Assessing the effect of formulation composition on spidroin charge and stability
Work performed in conjunction with Spiber Technologies, Uppsala, Sweden. Use of dynamic and electrophoretic light scattering to assess the effects of protein formulation composition
Assessing the effect of formulation composition on spidroin charge and stability
Work performed in conjunction with Spiber Technologies, Uppsala, Sweden. Use of dynamic and electrophoretic light scattering to assess the effects of protein formulation composition
Introduction
Spidroins are a unique family of large, structural proteins that make up the bulk of spider silk fibers. The mechanical strength and elasticity of spider silk fibers have led to their successful use in the regeneration of peripheral nerves in rats [1]. Recombinant spider silk proteins have also shown potential for use in drug delivery systems [2]. Despite the wide range of medical applications that spider silk proteins offer, the production of these proteins on an industrial scale has only become possible fairly recently.

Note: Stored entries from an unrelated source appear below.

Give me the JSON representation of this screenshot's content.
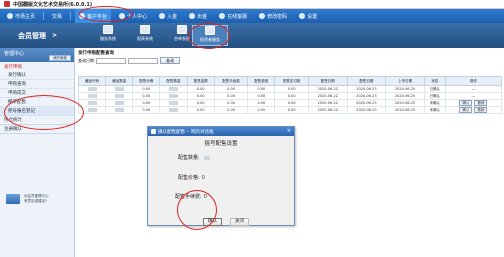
{
  "window": {
    "title": "中国翻版文化艺术交易所(6.0.0.1)"
  },
  "topnav": {
    "items": [
      {
        "label": "市场主页",
        "icon": "home-icon"
      },
      {
        "label": "交易",
        "icon": "trade-icon"
      },
      {
        "label": "客户平台",
        "icon": "client-icon"
      },
      {
        "label": "个人中心",
        "icon": "user-icon"
      },
      {
        "label": "入金",
        "icon": "deposit-icon"
      },
      {
        "label": "出金",
        "icon": "withdraw-icon"
      },
      {
        "label": "在线客服",
        "icon": "support-icon"
      },
      {
        "label": "修改密码",
        "icon": "key-icon"
      },
      {
        "label": "设置",
        "icon": "gear-icon"
      }
    ]
  },
  "header": {
    "member_title": "会员管理",
    "chevron": ">",
    "tools": [
      {
        "label": "服务系统"
      },
      {
        "label": "报表系统"
      },
      {
        "label": "合单系统"
      },
      {
        "label": "投资者服务"
      }
    ]
  },
  "sidebar": {
    "title": "管理中心",
    "home_button": "我的面板",
    "group1": "发行申购",
    "items": [
      "发行确认",
      "申购查询",
      "申购成交",
      "撤单配售",
      "摇号报名登记"
    ],
    "group2": "持仓统计",
    "group3": "注册确认",
    "promo": [
      "对会员管理中心",
      "有意见或建议?"
    ]
  },
  "main": {
    "breadcrumb": "发行申购配售查询",
    "query_label": "查询日期",
    "query_button": "查询",
    "table": {
      "headers": [
        "藏品代码",
        "藏品数量",
        "配售价格",
        "配售数量",
        "配售金额",
        "配售手续费",
        "配售费用",
        "配售实付款",
        "配售日期",
        "配售日期",
        "上市日期",
        "状态",
        "操作"
      ],
      "rows": [
        [
          "",
          "",
          "0.00",
          "",
          "0.00",
          "0.00",
          "0.00",
          "0.00",
          "2020-06-22",
          "2020-06-23",
          "2020-06-25",
          "已确认",
          "—"
        ],
        [
          "",
          "",
          "0.00",
          "",
          "0.00",
          "0.00",
          "0.00",
          "0.00",
          "2020-06-22",
          "2020-06-23",
          "2020-06-25",
          "已确认",
          "—"
        ],
        [
          "",
          "",
          "0.00",
          "",
          "0.00",
          "0.00",
          "0.00",
          "0.00",
          "2020-06-22",
          "2020-06-23",
          "2020-06-25",
          "未确认",
          "确认|撤销"
        ],
        [
          "",
          "",
          "0.00",
          "",
          "0.00",
          "0.00",
          "0.00",
          "0.00",
          "2020-06-22",
          "2020-06-23",
          "2020-06-25",
          "未确认",
          "确认|撤销"
        ]
      ]
    }
  },
  "dialog": {
    "title": "确认配售配售 -- 网页对话框",
    "heading": "摇号配售设置",
    "fields": [
      {
        "label": "配售数量:",
        "value": ""
      },
      {
        "label": "配售价格:",
        "value": "0"
      },
      {
        "label": "配售手续费:",
        "value": "0"
      }
    ],
    "ok": "确认",
    "close": "关闭"
  }
}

The evolution of spidroins has been influenced strongly by a requirement for high tensile strength, a quality that does not necessarily guarantee conformational or chemical stability when other stresses are applied. This application note describes the use of a Zetasizer Nano ZSP to characterize the charge state of spidroins in different formulations. The earliest stages of spidroin aggregation in different formulations are then assessed using low-temperature dynamic light scattering (DLS) thermal trend experiments.
Experimental
The zeta potential of spidroin samples was determined on a Zetasizer Nano ZSP using folded capillary cells. All electrophoretic light scattering (ELS) measurements were acquired using a fixed voltage of 75 V, or, given that the distance between the electrodes of a folded capillary cell is 6 cm, an electric field strength of 12.5 V/cm. A monomodal analysis model was applied, fast field reversal analysis being carried out alone on the samples in order to minimize the effect of joule heating. All ELS measurements were acquired at 25 °C after allowing for thermal equilibration of samples.
Samples were heated from 4 °C to 21 °C, with measurements acquired at temperature intervals of 1 °C. The system was purged with dry air during thermal trend experiments in order to minimize condensation on the cuvette wall.